Sixteen adult male Goto-Kakizaki rats were randomly divided into DJB and sham-operated groups. The body weight, food intake, hormone levels, and glucose metabolism were measured. The levels of protein expression and phosphorylation of insulin receptor-beta (IR-β) and insulin receptor substrate 2 (IRS-2) were evaluated in the liver. We also detected the expression of key regulatory enzymes of gluconeogenesis [phosphoenoylpyruvate carboxykinase-1 (PCK1), glucose-6-phosphatase-alpha (G6Pase-α)] in small intestine and liver.

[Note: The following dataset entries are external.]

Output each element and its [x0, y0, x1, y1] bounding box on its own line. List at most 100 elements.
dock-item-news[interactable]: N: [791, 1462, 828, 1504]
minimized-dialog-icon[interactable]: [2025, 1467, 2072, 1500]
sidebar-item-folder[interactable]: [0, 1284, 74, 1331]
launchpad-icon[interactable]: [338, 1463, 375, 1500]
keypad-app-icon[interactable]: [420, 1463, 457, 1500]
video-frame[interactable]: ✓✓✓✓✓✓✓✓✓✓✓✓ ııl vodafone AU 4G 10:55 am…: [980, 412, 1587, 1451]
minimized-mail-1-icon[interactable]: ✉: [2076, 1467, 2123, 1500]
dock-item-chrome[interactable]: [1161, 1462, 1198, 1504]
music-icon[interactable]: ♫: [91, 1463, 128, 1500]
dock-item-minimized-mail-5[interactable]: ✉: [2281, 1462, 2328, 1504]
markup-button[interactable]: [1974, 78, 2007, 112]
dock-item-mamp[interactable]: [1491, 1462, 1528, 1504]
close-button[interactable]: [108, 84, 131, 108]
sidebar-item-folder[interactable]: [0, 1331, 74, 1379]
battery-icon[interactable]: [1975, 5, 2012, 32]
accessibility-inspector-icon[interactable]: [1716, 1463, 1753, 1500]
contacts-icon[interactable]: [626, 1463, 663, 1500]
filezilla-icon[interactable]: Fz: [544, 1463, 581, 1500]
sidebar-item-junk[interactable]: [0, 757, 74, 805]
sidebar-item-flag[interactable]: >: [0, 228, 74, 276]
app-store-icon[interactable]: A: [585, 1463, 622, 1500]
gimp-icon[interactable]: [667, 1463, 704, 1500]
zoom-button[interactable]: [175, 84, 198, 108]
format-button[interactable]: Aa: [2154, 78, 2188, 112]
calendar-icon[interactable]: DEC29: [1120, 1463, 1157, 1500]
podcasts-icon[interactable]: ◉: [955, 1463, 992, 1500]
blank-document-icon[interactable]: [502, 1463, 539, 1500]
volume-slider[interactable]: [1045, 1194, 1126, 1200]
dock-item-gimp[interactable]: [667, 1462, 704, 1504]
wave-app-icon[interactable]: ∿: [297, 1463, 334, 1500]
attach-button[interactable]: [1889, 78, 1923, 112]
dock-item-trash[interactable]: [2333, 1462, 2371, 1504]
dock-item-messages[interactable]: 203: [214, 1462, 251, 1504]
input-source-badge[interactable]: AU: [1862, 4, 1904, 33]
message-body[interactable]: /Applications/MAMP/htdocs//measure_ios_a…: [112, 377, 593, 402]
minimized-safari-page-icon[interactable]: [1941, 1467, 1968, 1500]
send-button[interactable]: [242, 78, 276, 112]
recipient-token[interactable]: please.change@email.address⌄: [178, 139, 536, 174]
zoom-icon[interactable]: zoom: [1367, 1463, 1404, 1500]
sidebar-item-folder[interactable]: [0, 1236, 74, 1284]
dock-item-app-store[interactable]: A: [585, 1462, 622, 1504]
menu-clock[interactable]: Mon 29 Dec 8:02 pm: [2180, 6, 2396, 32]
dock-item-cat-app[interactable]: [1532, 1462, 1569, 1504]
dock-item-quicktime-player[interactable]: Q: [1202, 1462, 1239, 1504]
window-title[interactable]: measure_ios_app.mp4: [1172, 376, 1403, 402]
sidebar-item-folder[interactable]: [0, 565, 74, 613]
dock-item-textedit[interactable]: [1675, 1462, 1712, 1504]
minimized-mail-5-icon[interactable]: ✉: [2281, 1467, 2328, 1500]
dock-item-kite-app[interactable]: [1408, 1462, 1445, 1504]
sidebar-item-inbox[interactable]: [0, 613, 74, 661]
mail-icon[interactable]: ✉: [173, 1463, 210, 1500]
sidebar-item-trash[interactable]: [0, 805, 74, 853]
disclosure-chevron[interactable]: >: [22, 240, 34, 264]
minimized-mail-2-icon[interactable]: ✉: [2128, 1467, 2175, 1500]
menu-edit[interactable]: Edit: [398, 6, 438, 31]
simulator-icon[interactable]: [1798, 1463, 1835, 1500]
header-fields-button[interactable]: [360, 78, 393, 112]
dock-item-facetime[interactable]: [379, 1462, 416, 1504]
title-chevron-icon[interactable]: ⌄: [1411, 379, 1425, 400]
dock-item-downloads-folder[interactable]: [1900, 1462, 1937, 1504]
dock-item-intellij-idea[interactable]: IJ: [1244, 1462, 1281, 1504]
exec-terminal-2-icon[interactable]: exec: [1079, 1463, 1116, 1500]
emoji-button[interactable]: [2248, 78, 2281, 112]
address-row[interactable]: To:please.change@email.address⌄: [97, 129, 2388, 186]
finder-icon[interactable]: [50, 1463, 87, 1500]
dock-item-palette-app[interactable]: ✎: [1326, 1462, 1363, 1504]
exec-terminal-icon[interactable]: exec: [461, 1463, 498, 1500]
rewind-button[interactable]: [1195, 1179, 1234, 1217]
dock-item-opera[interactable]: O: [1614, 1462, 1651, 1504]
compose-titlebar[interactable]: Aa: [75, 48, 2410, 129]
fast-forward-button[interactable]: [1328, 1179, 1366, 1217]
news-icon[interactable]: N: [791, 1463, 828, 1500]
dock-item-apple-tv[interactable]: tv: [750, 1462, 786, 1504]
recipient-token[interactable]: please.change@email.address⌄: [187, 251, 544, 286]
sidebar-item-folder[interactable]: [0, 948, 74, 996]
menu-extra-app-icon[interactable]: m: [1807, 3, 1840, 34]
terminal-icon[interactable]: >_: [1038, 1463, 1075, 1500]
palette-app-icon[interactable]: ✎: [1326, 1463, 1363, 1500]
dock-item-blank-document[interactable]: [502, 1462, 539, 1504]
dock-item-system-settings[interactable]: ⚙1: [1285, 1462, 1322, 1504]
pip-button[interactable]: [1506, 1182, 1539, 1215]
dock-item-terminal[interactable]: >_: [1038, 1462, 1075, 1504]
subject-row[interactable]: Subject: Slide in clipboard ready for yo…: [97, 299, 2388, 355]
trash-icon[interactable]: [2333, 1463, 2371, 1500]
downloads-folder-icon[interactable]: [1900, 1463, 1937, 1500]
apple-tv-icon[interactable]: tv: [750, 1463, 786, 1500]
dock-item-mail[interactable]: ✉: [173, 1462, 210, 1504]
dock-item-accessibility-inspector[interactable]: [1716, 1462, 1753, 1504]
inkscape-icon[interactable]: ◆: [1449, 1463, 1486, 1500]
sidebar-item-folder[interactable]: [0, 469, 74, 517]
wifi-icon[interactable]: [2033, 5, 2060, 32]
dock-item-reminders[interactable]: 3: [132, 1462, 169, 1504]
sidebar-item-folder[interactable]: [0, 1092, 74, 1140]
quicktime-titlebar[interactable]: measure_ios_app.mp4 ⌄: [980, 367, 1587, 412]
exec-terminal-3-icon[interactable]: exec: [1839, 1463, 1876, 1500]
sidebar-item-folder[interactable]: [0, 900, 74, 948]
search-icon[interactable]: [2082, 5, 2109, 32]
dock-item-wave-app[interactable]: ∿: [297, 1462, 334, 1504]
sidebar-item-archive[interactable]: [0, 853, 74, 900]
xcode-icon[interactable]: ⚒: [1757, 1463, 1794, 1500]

DJB induced significant diabetic improvement with higher postprandial glucagons-like peptide 1, peptide YY, and insulin levels, but without weight loss. The DJB group exhibited increased expression and phosphorylation of IR-β and IRS-2 in liver, up-regulated the expression of PCK1 and G6Pase-α in small intestine, and down-regulated the expression of these enzymes in liver.
DJB is effective in up-regulating the expression of the key proteins in the hepatic insulin signaling pathway and the key regulatory enzymes of intestinal gluconeogenesis and down-regulating the expression of the key regulatory enzymes of hepatic gluconeogenesis without weight loss. Our study helps to reveal the potential role of hepatic insulin signaling pathway and intestinal gluconeogenesis in ameliorating insulin resistance after metabolic surgery.
十二指肠空肠旁路术(DJB)在代谢手术中不常规应用,但在 2 型糖尿病的治疗上具有良好的效果。然而,其潜在的作用机制仍未明确。本研究旨在通过 DJB 改善非肥胖型糖尿病大鼠模型的糖尿病状态,探究 DJB 后肝胰岛素信号蛋白及糖异生关键酶的变化。
将 16 只成年雄性 Goto-Kakizaki 大鼠随机分为 DJB 组和假手术组。测量两组大鼠的体重、进食量、激素水平和葡萄糖代谢情况。评估肝组织胰岛素受体-β(IR-β)和胰岛素受体底物 2(IRS-2)的蛋白表达和磷酸化水平。检测小肠和肝脏糖异生关键调节酶[磷酸烯醇式丙酮酸羧激酶-1(PCK1)、葡萄糖-6-磷酸酶-α(G6Pase-α)]的表达情况。
DJB 诱导了显著的糖尿病改善,表现为餐后胰高血糖素样肽 1、肽 YY 和胰岛素水平升高,而体重无明显减轻。DJB 组肝组织 IR-β 和 IRS-2 的表达和磷酸化增加,小肠 PCK1 和 G6Pase-α 的表达上调,肝脏中这些酶的表达下调。
DJB 可上调肝胰岛素信号通路的关键蛋白和肠道糖异生的关键调节酶的表达,下调肝糖异生关键调节酶的表达,而不减轻体重。本研究有助于揭示代谢手术后改善胰岛素抵抗的肝胰岛素信号通路和肠道糖异生的潜在作用。